En cuanto a pensamiento político, la contribución básica de los sofistas es haber
cambiado la orientación de la filosofía desde la cosmología a la antropología y, al hacer
esto, haber dado el paso desde el monismo ingenuo al dualismo crítico, para usar una
famosa expresión de Popper. Los autores anteriores profesaban una conexión entre el
orden social y la naturaleza: el orden social era un hecho y no un producto de decisiones
de la voluntad. La creencia en la unidad entre sociedad y naturaleza es lo que Popper
llama monismo ingenuo. Era necesario racionalizar la sociedad, lo que equivale a decir
que en proceso de la historia había llegado el momento de que naciera un auténtico
pensamiento político, pero esto sólo fue posible después de que los filósofos hubieron
desarrollado y consolidado diversos intentos de racionalizar la naturaleza.

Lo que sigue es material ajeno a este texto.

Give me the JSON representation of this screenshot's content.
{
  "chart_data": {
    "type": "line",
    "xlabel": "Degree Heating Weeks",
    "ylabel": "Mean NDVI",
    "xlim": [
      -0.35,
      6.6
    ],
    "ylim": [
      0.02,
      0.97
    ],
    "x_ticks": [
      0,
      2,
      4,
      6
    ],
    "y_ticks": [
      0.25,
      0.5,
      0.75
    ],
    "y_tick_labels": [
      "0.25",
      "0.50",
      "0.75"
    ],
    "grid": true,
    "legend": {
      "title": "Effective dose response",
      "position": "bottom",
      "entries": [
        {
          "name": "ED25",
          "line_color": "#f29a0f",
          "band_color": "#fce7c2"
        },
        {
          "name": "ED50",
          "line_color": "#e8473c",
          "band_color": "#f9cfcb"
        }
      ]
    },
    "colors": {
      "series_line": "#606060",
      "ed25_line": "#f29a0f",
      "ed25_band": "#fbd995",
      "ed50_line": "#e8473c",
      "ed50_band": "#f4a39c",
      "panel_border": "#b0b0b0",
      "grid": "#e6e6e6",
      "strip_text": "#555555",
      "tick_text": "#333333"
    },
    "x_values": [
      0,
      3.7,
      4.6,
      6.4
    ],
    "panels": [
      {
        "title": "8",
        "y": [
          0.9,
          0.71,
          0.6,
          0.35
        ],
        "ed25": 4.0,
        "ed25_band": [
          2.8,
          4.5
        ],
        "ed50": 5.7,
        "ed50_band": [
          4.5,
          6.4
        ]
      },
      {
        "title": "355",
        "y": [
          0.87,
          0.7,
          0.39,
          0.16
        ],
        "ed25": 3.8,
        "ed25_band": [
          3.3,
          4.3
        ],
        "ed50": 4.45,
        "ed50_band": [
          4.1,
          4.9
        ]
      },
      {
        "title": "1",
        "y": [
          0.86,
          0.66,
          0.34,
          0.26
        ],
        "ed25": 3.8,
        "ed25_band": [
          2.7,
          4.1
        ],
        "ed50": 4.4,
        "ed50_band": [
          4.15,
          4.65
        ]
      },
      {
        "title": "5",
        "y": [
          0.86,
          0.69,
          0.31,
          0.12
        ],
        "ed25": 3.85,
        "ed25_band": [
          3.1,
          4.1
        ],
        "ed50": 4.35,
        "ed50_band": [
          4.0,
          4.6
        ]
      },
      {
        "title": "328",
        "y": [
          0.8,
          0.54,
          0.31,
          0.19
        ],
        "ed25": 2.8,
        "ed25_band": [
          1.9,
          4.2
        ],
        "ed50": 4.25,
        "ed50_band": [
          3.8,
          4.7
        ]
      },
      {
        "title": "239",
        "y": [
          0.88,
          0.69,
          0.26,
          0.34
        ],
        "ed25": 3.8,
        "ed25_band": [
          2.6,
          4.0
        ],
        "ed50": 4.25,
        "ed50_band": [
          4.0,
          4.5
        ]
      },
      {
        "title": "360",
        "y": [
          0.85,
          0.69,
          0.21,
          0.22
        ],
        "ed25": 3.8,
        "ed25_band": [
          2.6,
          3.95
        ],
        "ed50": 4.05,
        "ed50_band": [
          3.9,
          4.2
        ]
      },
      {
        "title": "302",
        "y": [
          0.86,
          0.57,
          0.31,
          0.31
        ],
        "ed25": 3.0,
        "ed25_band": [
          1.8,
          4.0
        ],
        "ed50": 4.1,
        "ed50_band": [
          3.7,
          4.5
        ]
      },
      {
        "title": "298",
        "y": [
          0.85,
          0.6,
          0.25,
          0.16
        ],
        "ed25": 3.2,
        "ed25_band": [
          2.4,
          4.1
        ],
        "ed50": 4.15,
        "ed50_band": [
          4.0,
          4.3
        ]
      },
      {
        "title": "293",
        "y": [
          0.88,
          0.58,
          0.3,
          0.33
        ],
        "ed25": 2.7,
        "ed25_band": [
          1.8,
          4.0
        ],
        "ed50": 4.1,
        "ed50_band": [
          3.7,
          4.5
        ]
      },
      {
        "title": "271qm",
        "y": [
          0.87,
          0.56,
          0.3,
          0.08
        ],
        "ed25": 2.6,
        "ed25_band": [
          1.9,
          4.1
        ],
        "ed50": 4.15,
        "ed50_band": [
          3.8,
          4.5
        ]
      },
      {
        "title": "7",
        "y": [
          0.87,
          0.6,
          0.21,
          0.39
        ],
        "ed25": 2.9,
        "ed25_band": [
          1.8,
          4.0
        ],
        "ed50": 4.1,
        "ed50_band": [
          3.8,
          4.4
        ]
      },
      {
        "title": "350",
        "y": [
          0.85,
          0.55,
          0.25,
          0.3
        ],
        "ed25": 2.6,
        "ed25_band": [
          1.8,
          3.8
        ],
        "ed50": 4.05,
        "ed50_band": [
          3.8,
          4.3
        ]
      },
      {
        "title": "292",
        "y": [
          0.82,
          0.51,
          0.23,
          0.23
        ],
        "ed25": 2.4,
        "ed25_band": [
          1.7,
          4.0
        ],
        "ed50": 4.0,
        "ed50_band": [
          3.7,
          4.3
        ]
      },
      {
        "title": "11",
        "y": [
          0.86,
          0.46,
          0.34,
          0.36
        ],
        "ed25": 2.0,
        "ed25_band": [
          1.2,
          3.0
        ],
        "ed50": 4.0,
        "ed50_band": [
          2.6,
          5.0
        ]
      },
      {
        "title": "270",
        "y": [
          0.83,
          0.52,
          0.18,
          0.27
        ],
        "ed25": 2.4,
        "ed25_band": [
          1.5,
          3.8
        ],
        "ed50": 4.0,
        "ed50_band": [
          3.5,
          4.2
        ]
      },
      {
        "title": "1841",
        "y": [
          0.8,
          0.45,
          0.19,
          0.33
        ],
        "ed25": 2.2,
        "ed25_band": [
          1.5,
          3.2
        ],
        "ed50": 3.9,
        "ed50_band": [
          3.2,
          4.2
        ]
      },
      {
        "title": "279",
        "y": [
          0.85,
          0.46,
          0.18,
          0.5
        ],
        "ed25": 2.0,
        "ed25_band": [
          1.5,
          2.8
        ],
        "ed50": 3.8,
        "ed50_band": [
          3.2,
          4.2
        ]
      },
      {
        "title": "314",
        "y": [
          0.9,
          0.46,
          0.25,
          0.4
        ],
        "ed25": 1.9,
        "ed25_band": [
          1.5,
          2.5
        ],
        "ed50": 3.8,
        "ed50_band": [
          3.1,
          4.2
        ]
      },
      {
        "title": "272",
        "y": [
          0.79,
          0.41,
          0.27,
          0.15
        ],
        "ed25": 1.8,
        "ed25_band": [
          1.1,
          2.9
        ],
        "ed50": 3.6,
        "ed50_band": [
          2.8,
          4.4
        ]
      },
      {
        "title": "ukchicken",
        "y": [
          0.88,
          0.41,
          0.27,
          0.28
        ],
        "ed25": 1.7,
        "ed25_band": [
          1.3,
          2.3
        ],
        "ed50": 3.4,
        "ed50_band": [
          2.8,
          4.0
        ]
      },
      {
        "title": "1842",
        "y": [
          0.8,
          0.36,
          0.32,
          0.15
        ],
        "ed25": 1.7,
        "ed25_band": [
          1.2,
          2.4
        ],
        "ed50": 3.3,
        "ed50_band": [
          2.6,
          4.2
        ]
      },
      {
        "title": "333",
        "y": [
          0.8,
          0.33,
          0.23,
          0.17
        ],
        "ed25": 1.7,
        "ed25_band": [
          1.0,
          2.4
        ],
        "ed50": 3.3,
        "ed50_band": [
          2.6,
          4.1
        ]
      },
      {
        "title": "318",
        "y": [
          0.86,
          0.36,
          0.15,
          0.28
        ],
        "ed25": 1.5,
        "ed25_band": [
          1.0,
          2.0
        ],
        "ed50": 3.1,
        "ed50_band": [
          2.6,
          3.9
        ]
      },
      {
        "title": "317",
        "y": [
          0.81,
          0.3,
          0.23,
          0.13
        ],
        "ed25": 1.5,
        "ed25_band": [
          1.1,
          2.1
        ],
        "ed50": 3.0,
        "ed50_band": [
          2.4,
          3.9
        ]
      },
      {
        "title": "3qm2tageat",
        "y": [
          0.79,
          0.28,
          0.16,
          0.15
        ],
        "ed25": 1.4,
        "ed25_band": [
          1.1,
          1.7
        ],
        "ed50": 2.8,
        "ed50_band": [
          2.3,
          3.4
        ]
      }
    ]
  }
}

Efectivamente, los sofistas recogieron el esquema básico de explicación del mundo de
los filósofos cosmológicos y lo aplican a la sociedad y a la persona humana. Aquel
esquema consistía en distinguir entre una realidad variable, mudable, la que impresiona
a nuestros sentidos, y otra profunda y permanente (arjé o principio) a la que llegamos
por la razón. Hemos visto que en el mundo social la cultura griega había señalado un
principio ordenador: el nomos; a él quedaba referida toda la vida de la polis: los sofistas,
precisamente por ser maestros itinerantes, comprueban que existe una gran variedad
entre, los nomoi de las diversas ciudades; comprueban que incluso en una misma ciudad
su nomos ha cambiado a lo largo del tiempo. Por tanto, el nomos deja de ser visto como
un principio transpersonal de unificación de la ciudad y aparecía como algo mucho más
simple: una convención, un acuerdo de los ciudadanos, que va cambiando según
tiempos y lugares, una decisión de voluntad. Con esto hemos llegado al dualismo, que
necesariamente es crítico, porque lo es el mismo proceso del que ha nacido. Una vez
que se ha llegado a esta conclusión, surge espontáneamente la pregunta de por qué me
tengo que sentir vinculado a una convención, qué tienen la convenciones humanas para
obligar a los hombres. Es decir, hemos llegado al problema clave de toda filosofía
política, el de la obligación política.
Por tanto, si la vida social descansa sobre algún principio unificador general que diera
razón de la existencia de dicha vida, éste no podía ser el nomos. La crítica sofista había
despojado al nomos de su legitimidad tradicional. Había que buscar algo más profundo.
Los sofistas señalaron la physis (la naturaleza humana). Si aquél es lo aparente y
caprichoso, ésta es lo permanente, el auténtico ser del hombre, al que sólo se llega por la
razón. Así surgió la contraposición physis-nomos (naturaleza-convención), que ha sido
el comienzo de la filosofía política y cuyos planteamientos todavía hoy nos preocupan.
Había que descubrir en qué consiste esa naturaleza humana, común a todos los hombres,
que subyace a las diferencias de costumbres. Había que buscar los principios sociales
permanentes, derivados de o exigidos por la naturaleza, a los que han de ajustarse las
relaciones entre los hombres. Evidentemente, el quid de la cuestión reside en lo que se
entiende por natural. Por de pronto la physis se convierte en el concepto central de
crítica o revisión de las instituciones y acabó con la legitimidad tradicional.